The Journal of Marriage and Family, a peer-reviewed academic journal published by the National Council on Family Relations, issued a statement supporting Cross — a member of its editorial board — in a post on X.

“We condemn the contemptible attacks aimed at undermining and threatening scholars focused on race and racism, in particular Black women academics,” the journal wrote.

In a series of posts on X, Rufo mocked academics who took to X to defend Cross, repeatedly referring to them as “professors for plagiarism.”

He also implied that Black scholars who study race or social justice could be more likely to plagiarize than their white peers and described the allegations against Cross as evidence that the study of race was “rife with fraud,” calling in one post for a “a complete and total shutdown of the sociology profession until we figure out what the hell is going on.”
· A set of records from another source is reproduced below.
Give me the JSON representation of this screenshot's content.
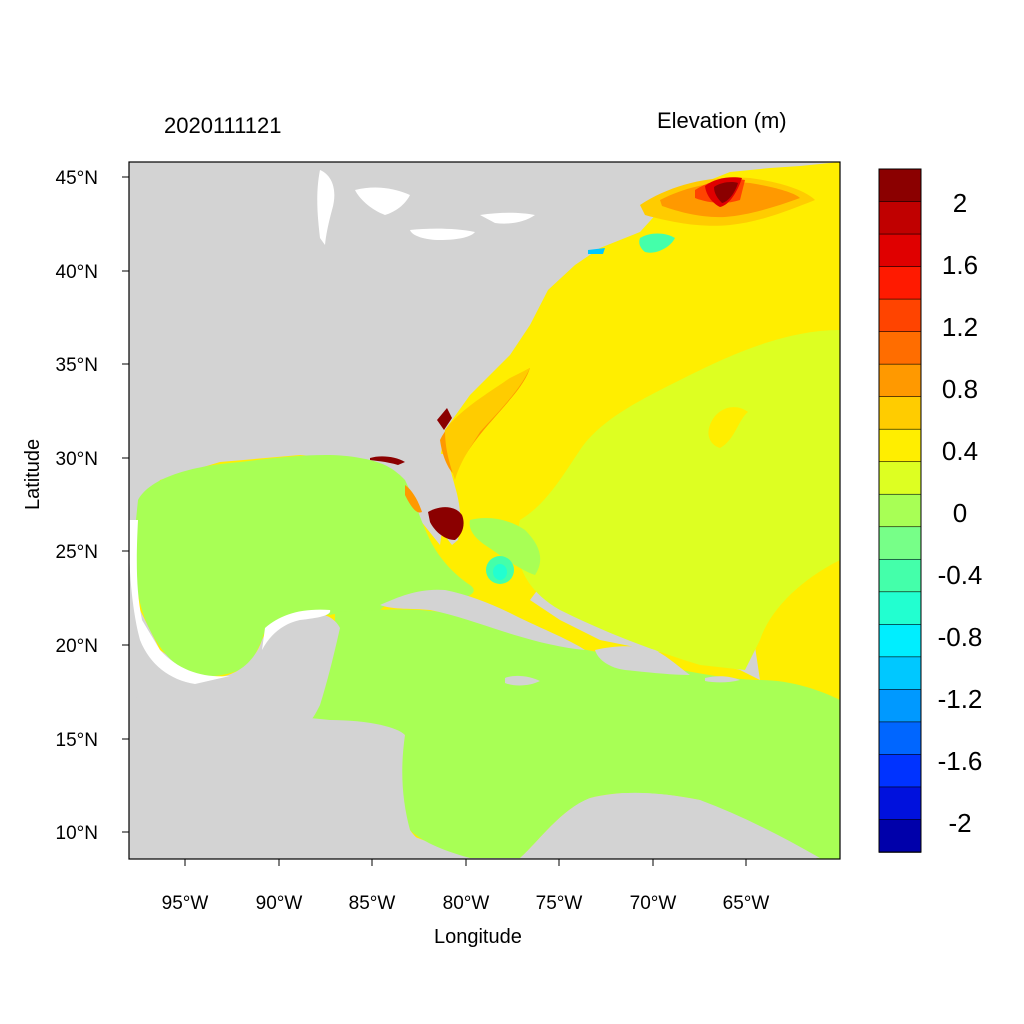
{
  "header": {
    "date": "2020111121",
    "variable": "Elevation (m)"
  },
  "axes": {
    "xlabel": "Longitude",
    "ylabel": "Latitude",
    "lon_ticks": [
      "95°W",
      "90°W",
      "85°W",
      "80°W",
      "75°W",
      "70°W",
      "65°W"
    ],
    "lat_ticks": [
      "45°N",
      "40°N",
      "35°N",
      "30°N",
      "25°N",
      "20°N",
      "15°N",
      "10°N"
    ]
  },
  "colorbar": {
    "labels": [
      "2",
      "1.6",
      "1.2",
      "0.8",
      "0.4",
      "0",
      "-0.4",
      "-0.8",
      "-1.2",
      "-1.6",
      "-2"
    ],
    "colors": [
      "#8b0000",
      "#c00000",
      "#e00000",
      "#ff1a00",
      "#ff4400",
      "#ff6d00",
      "#ff9900",
      "#ffcc00",
      "#ffee00",
      "#ddff22",
      "#a8ff55",
      "#77ff88",
      "#44ffaa",
      "#22ffd0",
      "#00eeff",
      "#00c8ff",
      "#0099ff",
      "#0066ff",
      "#0033ff",
      "#0011dd",
      "#0000aa"
    ]
  },
  "colors": {
    "land": "#d3d3d3",
    "gulf": "#a8ff55",
    "atlantic": "#ffee00",
    "offshore": "#ddff22",
    "surge_high": "#8b0000"
  }
}
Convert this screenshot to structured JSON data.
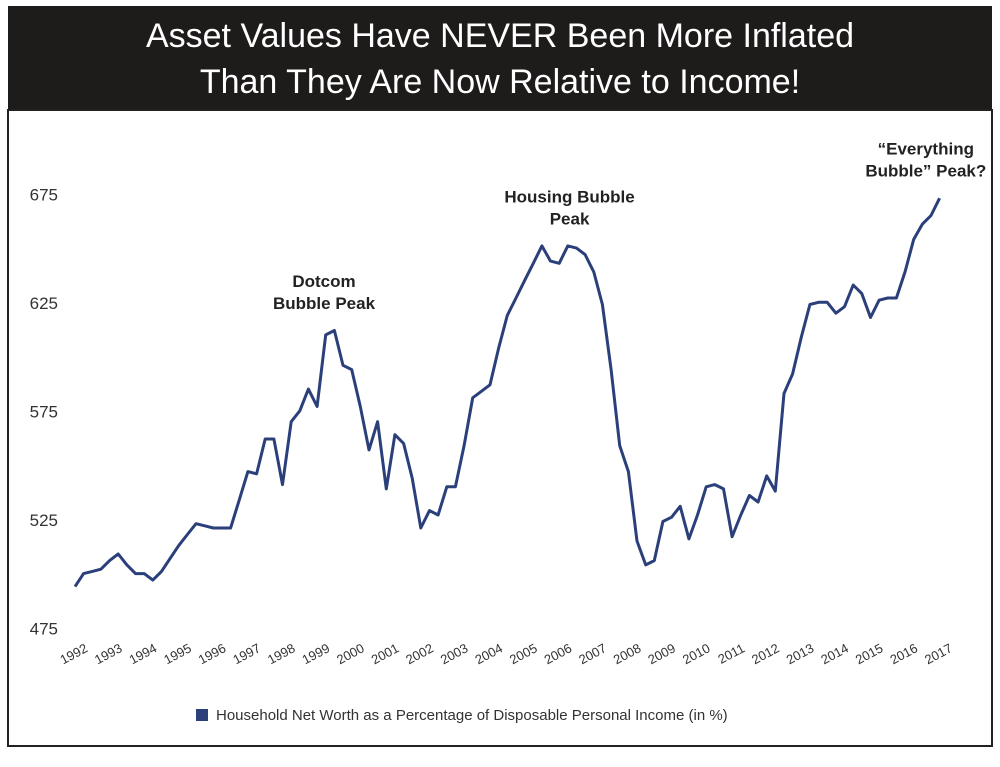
{
  "chart_data": {
    "type": "line",
    "title": [
      "Asset Values Have NEVER Been More Inflated",
      "Than They Are Now Relative to Income!"
    ],
    "x": [
      1992,
      1992.25,
      1992.5,
      1992.75,
      1993,
      1993.25,
      1993.5,
      1993.75,
      1994,
      1994.25,
      1994.5,
      1994.75,
      1995,
      1995.25,
      1995.5,
      1995.75,
      1996,
      1996.25,
      1996.5,
      1996.75,
      1997,
      1997.25,
      1997.5,
      1997.75,
      1998,
      1998.25,
      1998.5,
      1998.75,
      1999,
      1999.25,
      1999.5,
      1999.75,
      2000,
      2000.25,
      2000.5,
      2000.75,
      2001,
      2001.25,
      2001.5,
      2001.75,
      2002,
      2002.25,
      2002.5,
      2002.75,
      2003,
      2003.25,
      2003.5,
      2003.75,
      2004,
      2004.25,
      2004.5,
      2004.75,
      2005,
      2005.25,
      2005.5,
      2005.75,
      2006,
      2006.25,
      2006.5,
      2006.75,
      2007,
      2007.25,
      2007.5,
      2007.75,
      2008,
      2008.25,
      2008.5,
      2008.75,
      2009,
      2009.25,
      2009.5,
      2009.75,
      2010,
      2010.25,
      2010.5,
      2010.75,
      2011,
      2011.25,
      2011.5,
      2011.75,
      2012,
      2012.25,
      2012.5,
      2012.75,
      2013,
      2013.25,
      2013.5,
      2013.75,
      2014,
      2014.25,
      2014.5,
      2014.75,
      2015,
      2015.25,
      2015.5,
      2015.75,
      2016,
      2016.25,
      2016.5,
      2016.75,
      2017
    ],
    "series": [
      {
        "name": "Household Net Worth as a Percentage of Disposable Personal Income (in %)",
        "color": "#2b3f7a",
        "values": [
          495,
          501,
          502,
          503,
          507,
          510,
          505,
          501,
          501,
          498,
          502,
          508,
          514,
          519,
          524,
          523,
          522,
          522,
          522,
          535,
          548,
          547,
          563,
          563,
          542,
          571,
          576,
          586,
          578,
          611,
          613,
          597,
          595,
          578,
          558,
          571,
          540,
          565,
          561,
          545,
          522,
          530,
          528,
          541,
          541,
          560,
          582,
          585,
          588,
          605,
          620,
          628,
          636,
          644,
          652,
          645,
          644,
          652,
          651,
          648,
          640,
          625,
          595,
          560,
          548,
          516,
          505,
          507,
          525,
          527,
          532,
          517,
          528,
          541,
          542,
          540,
          518,
          528,
          537,
          534,
          546,
          539,
          584,
          593,
          610,
          625,
          626,
          626,
          621,
          624,
          634,
          630,
          619,
          627,
          628,
          628,
          640,
          655,
          662,
          666,
          674
        ]
      }
    ],
    "xlim": [
      1992,
      2017.3
    ],
    "xticks": [
      1992,
      1993,
      1994,
      1995,
      1996,
      1997,
      1998,
      1999,
      2000,
      2001,
      2002,
      2003,
      2004,
      2005,
      2006,
      2007,
      2008,
      2009,
      2010,
      2011,
      2012,
      2013,
      2014,
      2015,
      2016,
      2017
    ],
    "ylim": [
      475,
      695
    ],
    "yticks": [
      475,
      525,
      575,
      625,
      675
    ],
    "grid": false,
    "annotations": [
      {
        "lines": [
          "Dotcom",
          "Bubble Peak"
        ],
        "x": 1999.2,
        "y": 613
      },
      {
        "lines": [
          "Housing Bubble",
          "Peak"
        ],
        "x": 2006.3,
        "y": 652
      },
      {
        "lines": [
          "“Everything",
          "Bubble” Peak?"
        ],
        "x": 2016.6,
        "y": 674
      }
    ],
    "legend": "bottom"
  }
}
“For the record, I have asked my source to also search the academic work of white scholars in grievance departments at Harvard and, thus far, they have not turned up plagiarism,” Rufo posted on X Sunday, though he did not provide any evidence for his claim. “This is not a large-scale study, but it’s certainly plausible that lower academic standards for ‘diversity and inclusion’ hires could be correlated with a disparity in plagiarism and other forms of academic incompetence.”

“This is, in one way, definitional to DEI hiring,” Rufo added.

Political science professor Donald Moynihan — a faculty member at Georgetown’s public policy school— argued in a Substack post that the allegations represent an attempt to intimidate Black academics and scholars of race.

“Those who perceive certain scholars or topics as inherently illegitimate are using academic misconduct accusations to attack them,” Moynihan wrote. “They do not actually care about the validity of the claims, or evidence that might rebut them.”

Correction: March 25, 2024

A previous version of this article incorrectly stated that Donald Moynihan was the chair of Georgetown’s public policy school. In fact, Moynihan is a professor at the school.